Participation of the proteasomal lid subunit Rpn11 in mitochondrial morphology and function is mapped to a distinct C-terminal domain.

Biochem J 2004 Jul;381(Pt 1):275-85

Pasteur Institute Cenci Bolognetti Foundation and the Department of Cell and Developmental Biology, University of Rome I, 00185 Rome, Italy.

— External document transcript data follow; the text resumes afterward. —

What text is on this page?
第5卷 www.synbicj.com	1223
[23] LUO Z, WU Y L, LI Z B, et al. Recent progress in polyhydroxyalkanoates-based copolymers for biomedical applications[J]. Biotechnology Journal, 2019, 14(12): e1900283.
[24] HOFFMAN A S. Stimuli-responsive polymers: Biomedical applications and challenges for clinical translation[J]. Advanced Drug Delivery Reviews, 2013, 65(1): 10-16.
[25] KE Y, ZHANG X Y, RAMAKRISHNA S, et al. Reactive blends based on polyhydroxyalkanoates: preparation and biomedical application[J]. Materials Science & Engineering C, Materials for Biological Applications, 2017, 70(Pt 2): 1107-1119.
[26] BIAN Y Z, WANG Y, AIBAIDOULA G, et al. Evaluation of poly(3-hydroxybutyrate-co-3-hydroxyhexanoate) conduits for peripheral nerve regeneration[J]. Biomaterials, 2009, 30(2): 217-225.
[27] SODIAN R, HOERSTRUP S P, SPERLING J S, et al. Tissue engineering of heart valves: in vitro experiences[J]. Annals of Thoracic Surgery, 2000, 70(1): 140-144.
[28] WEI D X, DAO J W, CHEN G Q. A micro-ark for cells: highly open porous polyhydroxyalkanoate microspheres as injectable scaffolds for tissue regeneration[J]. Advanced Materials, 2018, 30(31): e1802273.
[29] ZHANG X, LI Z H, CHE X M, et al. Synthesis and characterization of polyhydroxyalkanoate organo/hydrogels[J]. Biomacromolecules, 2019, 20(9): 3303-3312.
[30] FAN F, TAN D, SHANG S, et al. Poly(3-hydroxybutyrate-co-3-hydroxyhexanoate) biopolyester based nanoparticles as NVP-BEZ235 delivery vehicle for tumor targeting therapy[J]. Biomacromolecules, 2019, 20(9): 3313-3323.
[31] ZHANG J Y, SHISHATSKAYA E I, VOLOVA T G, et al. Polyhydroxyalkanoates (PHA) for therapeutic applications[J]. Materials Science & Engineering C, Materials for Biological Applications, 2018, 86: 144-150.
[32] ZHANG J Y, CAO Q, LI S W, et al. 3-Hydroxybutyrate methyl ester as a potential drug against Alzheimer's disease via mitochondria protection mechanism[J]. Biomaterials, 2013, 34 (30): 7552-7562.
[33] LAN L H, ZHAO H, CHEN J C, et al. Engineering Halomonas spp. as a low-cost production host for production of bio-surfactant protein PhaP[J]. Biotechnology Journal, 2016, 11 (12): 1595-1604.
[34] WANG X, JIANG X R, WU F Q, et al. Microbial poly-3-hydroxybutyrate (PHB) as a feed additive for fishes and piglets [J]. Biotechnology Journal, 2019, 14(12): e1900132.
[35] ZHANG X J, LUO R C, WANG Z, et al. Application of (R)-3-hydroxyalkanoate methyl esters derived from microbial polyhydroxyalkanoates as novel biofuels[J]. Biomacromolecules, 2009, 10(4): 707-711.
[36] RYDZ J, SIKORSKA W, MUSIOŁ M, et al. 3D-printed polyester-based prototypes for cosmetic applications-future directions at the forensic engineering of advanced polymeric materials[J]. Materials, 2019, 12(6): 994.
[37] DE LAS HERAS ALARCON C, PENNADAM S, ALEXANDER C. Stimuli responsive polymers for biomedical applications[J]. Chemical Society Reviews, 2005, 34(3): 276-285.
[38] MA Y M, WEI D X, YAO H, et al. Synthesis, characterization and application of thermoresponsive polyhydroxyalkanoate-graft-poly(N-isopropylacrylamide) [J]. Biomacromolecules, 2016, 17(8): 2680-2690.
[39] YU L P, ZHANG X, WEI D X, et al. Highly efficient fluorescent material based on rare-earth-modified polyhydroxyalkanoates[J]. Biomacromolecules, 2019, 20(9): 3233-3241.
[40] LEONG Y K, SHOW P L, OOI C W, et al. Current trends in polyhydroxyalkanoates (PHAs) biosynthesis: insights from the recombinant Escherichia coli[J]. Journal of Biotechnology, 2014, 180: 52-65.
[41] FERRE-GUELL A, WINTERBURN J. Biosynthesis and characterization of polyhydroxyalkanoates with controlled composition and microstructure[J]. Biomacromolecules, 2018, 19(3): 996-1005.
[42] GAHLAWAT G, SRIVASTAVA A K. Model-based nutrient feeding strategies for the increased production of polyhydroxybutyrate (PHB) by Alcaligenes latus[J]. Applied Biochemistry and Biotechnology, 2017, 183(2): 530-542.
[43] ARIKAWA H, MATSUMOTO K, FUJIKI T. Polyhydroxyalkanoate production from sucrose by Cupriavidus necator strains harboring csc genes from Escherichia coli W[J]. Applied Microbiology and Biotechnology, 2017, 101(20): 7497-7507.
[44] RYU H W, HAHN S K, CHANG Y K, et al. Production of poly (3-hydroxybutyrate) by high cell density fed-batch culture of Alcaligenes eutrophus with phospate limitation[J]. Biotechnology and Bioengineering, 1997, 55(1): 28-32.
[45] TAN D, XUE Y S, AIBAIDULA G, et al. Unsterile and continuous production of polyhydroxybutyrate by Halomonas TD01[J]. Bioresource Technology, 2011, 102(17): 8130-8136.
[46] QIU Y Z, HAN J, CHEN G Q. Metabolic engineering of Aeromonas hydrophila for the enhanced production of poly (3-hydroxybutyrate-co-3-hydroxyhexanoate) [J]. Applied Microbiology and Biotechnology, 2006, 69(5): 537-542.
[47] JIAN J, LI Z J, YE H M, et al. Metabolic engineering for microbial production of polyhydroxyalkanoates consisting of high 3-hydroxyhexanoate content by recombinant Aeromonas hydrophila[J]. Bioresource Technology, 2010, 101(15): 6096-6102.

Substrates destined for degradation by the 26 S proteasome are labelled with polyubiquitin chains. Rpn11/Mpr1, situated in the lid subcomplex, partakes in the processing of these chains or in their removal from substrates bound to the proteasome. Rpn11 also plays a role in maintaining mitochondrial integrity, tubular structure and proper function. The recent finding that Rpn11 participates in proteasome-associated deubiquitination focuses interest on the MPN+ (Mpr1, Pad1, N-terminal)/JAMM (JAB1/MPN/Mov34) metalloprotease site in its N-terminal domain. However, Rpn11 damaged at its C-terminus (the mpr1-1 mutant) causes pleiotropic effects, including proteasome instability and mitochondrial morphology defects, resulting in both proteolysis and respiratory malfunctions. We find that overexpression of WT (wild-type) RPN8, encoding a paralogous subunit that does not contain the catalytic MPN+ motif, corrects proteasome conformations and rescues cell cycle phenotypes, but is unable to correct defects in the mitochondrial tubular system or respiratory malfunctions associated with the mpr1-1 mutation. Transforming mpr1-1 with various RPN8-RPN11 chimaeras or with other rpn11 mutants reveals that a WT C-terminal region of Rpn11 is necessary, and more surprisingly sufficient, to rescue the mpr1-1 mitochondrial phenotype. Interestingly, single-site mutants in the catalytic MPN+ motif at the N-terminus of Rpn11 lead to reduced proteasome-dependent deubiquitination connected with proteolysis defects. Nevertheless, these rpn11 mutants suppress the mitochondrial phenotypes associated with mpr1-1 by intragene complementation. Together, these results point to a unique role for the C-terminal region of Rpn11 in mitochondrial maintenance that may be independent of its role in proteasome-associated deubiquitination.